There's a picture on my living-room windowsill of me shaking hands with Shimon Peres. I have tried and failed to figure out what office of state Peres was occupying at the time, because no matter what the political temperature in Israel, Peres always seems to have been there, the great survivor.
Prime Minister twice - once picking up the pieces after the assassination of Yitzchak Rabin in 1995 and providing a safe pair of hands for a nation in agony - a member of 12 Israeli cabinets, defence minister, foreign minister - suffice it to say it's difficult to think of an Israel without a Shimon.
In 2007 Peres became the ninth president of Israel, and in the seven years of his term, the wiliest of politicians finally achieved what he had sought all his life - national affection. In an interview he gave me in 2014, just after stepping down from office, Peres described becoming president as a twofold joy.
On one hand, he said: "I got my freedom when I became president. Politicians are not really liked. You know, when I was a minister or prime minister, I spent all my time mediating with people. I would ask them to do something and there was always the immediate answer, 'No'.
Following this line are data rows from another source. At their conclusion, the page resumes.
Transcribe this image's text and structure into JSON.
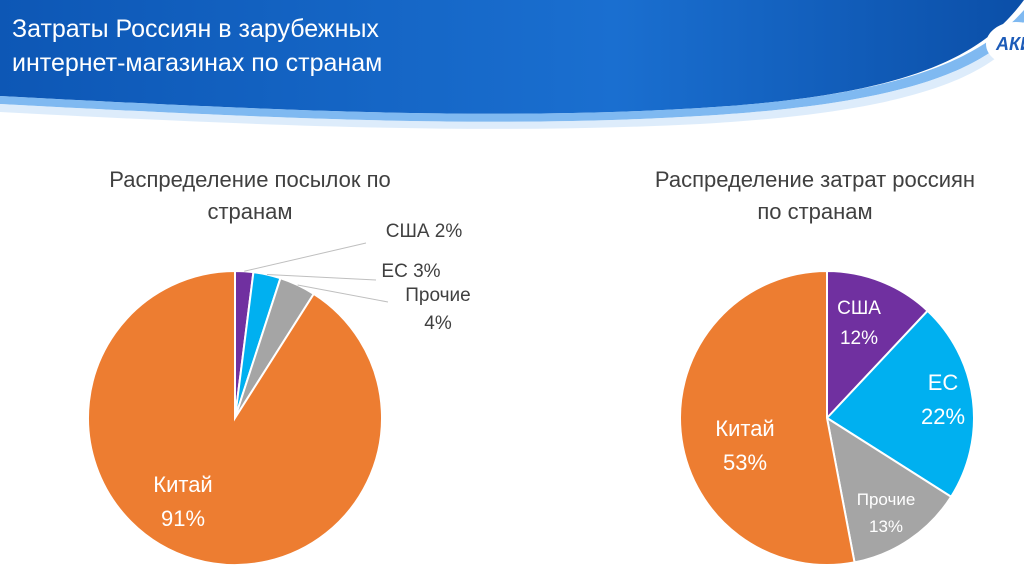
{
  "slide": {
    "title_line1": "Затраты Россиян в зарубежных",
    "title_line2": "интернет-магазинах по странам",
    "logo_text": "АКИТ"
  },
  "colors": {
    "header_blue": "#1565c0",
    "header_light": "#3f8fe0",
    "china": "#ed7d31",
    "usa": "#7030a0",
    "eu": "#00b0f0",
    "other": "#a5a5a5"
  },
  "chart_data": [
    {
      "type": "pie",
      "title_line1": "Распределение посылок по",
      "title_line2": "странам",
      "slices": [
        {
          "name": "США",
          "value": 2,
          "label": "США 2%",
          "color": "#7030a0"
        },
        {
          "name": "ЕС",
          "value": 3,
          "label": "ЕС 3%",
          "color": "#00b0f0"
        },
        {
          "name": "Прочие",
          "value": 4,
          "label_name": "Прочие",
          "label_value": "4%",
          "color": "#a5a5a5"
        },
        {
          "name": "Китай",
          "value": 91,
          "label_name": "Китай",
          "label_value": "91%",
          "color": "#ed7d31"
        }
      ]
    },
    {
      "type": "pie",
      "title_line1": "Распределение  затрат россиян",
      "title_line2": "по странам",
      "slices": [
        {
          "name": "США",
          "value": 12,
          "label_name": "США",
          "label_value": "12%",
          "color": "#7030a0"
        },
        {
          "name": "ЕС",
          "value": 22,
          "label_name": "ЕС",
          "label_value": "22%",
          "color": "#00b0f0"
        },
        {
          "name": "Прочие",
          "value": 13,
          "label_name": "Прочие",
          "label_value": "13%",
          "color": "#a5a5a5"
        },
        {
          "name": "Китай",
          "value": 53,
          "label_name": "Китай",
          "label_value": "53%",
          "color": "#ed7d31"
        }
      ]
    }
  ]
}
"And then I became president, and the very same people who said 'No', suddenly were saying 'Yes', and I could do things that I couldn't do as prime minister".
On the other hand, Peres said: "Being president is like living in a golden cage - it's nice if you like gold. But if you want to fly, it's a cage - and I prefer to fly."
There is no doubt that Peres made the most of his time as president, travelling the world as a revered elder statesman, often - to the barely disguised annoyance of Prime Minister Benjamin Netanyahu - acting as a kind of supernumerary foreign minister, saying emollient things to global leaders which many diaspora Jews longed for members of the Israeli government to have said.
He enjoyed himself in office and the behind-the-scenes stories about him are manifold, from legendary nightclub evenings in New York to the birthday party to end all birthday parties when he turned 90, celebrating alongside former US President Bill Clinton and being sung to by - who else? - Barbra Streisand.
Out of office, he had a good time, too, rarely letting a photo-opportunity pass him by - such as one this year with supermodel Naomi Campbell on International Women's Day - and surrounding himself, in his office at the Peres Centre for Peace in Jaffa, with an entourage of increasingly pretty girls not born when the former Shimon Persky moved from being a kibbutznik to working for David Ben-Gurion.
That was the springboard for Peres to build Israel's defence industry, adding French to his native Polish and heavily accented Hebrew, in order to buy arms from the French for the 1956 Suez War.
Peres moved from being an open-shirted kibbutznik to becoming the dandy of the Knesset, with a liking for good clothes and an aspirational lifestyle. He had always written poetry so when I went to see him - and knowing that his birthday was the day before mine - I thought I would take him a birthday gift, an edition of William Blake's Songs of Innocence and Experience.
The gift nearly came a cropper, however, as an over-enthusiastic security guard tried to X-ray it and destroy it before Peres got near it. Fortunately, as the security guard later admitted, the Peres Centre X-ray machine wasn't working, so he had to trust me.
Peres himself, in an office surrounded with landmark pictures of his life and career, was gravely pleased with the book of poetry.
By the time of this last interview Peres was avuncular and given to reciting aphorisms in many languages. But I'd interviewed him a number of times before and grown wary of a trademark way he would address women reporters when he didn't like the question. "What are you saying, my lady?" he would purr, and when he called you "my lady", you knew it was time to change the subject because he did not suffer fools.
I have no idea what he called male journalists who annoyed him.
In his later years, as his former colleagues died - from Ariel Sharon, whose life-support was turned off, to Binyamin "Fouad" Ben-Eliezer, the Labour politician who died in August - Peres began to seem as though he would go on for ever. His enthusiasm for new technology, his enjoyment of young people and his endless hope for a new Middle East which never quite arrived, won him a special place in Israel's heart. And, it has to be said, in mine.